Bioconductor facilities for parallel evaluation
https://bioconductor.org/packages/BiocParallel
65 stars 29 forks source link

Handle worker abort better #249

Open mtmorgan opened 1 year ago

mtmorgan commented 1 year ago

When a worker aborts (e.g., out of memory?) the result is an error in BiocParallel code, rather than an error understandable by the user.

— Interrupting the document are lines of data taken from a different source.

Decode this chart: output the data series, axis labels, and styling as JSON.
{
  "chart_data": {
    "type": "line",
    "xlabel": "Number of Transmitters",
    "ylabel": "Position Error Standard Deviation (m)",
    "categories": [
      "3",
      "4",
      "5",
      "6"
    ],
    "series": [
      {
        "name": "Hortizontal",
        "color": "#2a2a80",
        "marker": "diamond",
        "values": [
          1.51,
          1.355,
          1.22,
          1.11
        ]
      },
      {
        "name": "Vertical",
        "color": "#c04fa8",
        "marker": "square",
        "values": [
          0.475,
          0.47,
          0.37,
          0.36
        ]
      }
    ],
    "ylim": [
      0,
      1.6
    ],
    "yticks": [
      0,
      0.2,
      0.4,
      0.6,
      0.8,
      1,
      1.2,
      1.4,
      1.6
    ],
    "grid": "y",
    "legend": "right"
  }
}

> bplapply(1:2, \(...) q())
Error in reducer$value.cache[[as.character(idx)]] <- values :
  wrong args for environment subassignment
In addition: Warning message:
In parallel::mccollect(wait = FALSE, timeout = 1) :
  1 parallel job did not deliver a result
HenrikBengtsson commented 1 year ago

To add some ideas, I run a post-mortem analysis when this happens and include the findings in the error message, e.g.

> library(future)
> plan(multicore)
> f <- future({ tools::pskill(Sys.getpid()) })
> value(f)
Error: Failed to retrieve the result of MulticoreFuture (<none>) from the forked
worker (on localhost; PID 118742). Post-mortem diagnostic: No process exists
with this PID, i.e. the forked localhost worker is no longer alive
In addition: Warning message:
In mccollect(jobs = jobs, wait = TRUE) :
  1 parallel job did not deliver a result

and

> library(future)
> plan(multisession)
> f <- future(tools::pskill(Sys.getpid()))
TRACKER:  loadedNamespaces() changed:  1 package loaded ('crayon')
> value(f)
Error in unserialize(node$con) : 
  MultisessionFuture (<none>) failed to receive results from cluster
RichSOCKnode #1 (PID 119302 on localhost 'localhost'). The reason
reported was 'error reading from connection'. Post-mortem diagnostic: No
process exists with this PID, i.e. the localhost worker is no longer alive

In some cases, we can give more clues. For example, when a non-exportable object may be in play, e.g.

> library(future)
> plan(multisession)
> library(XML)
> doc <- xmlParse(system.file("exampleData", "tagnames.xml", package = "XML"))
> a <- getNodeSet(doc, "/doc//a[@status]")[[1]]
> f <- future(xmlGetAttr(a, "status"))
> value(f)
Error in unserialize(node$con) :
  MultisessionFuture (<none>) failed to receive results from cluster
RichSOCKnode #1 (PID 31541 on localhost 'localhost'). The reason
reported was 'error reading from connection'. Post-mortem diagnostic:
No process exists with this PID, i.e. the localhost worker is no
longer alive. Detected a non-exportable reference ('externalptr' of
class 'XMLInternalElementNode') in one of the globals ('a' of class
'XMLInternalElementNode') used in the future expression. The total
size of the 1 globals exported is 520 bytes. There is one global: 'a'
(520 bytes of class 'externalptr')

That exported non-exportable XML object causes XML to segfault the parallel worker, cf. https://future.futureverse.org/articles/future-4-non-exportable-objects.html#package-xml.

I found that these type of error messages helps the user to help themselves, but it also saves me a lot of time when someone reaches out for help.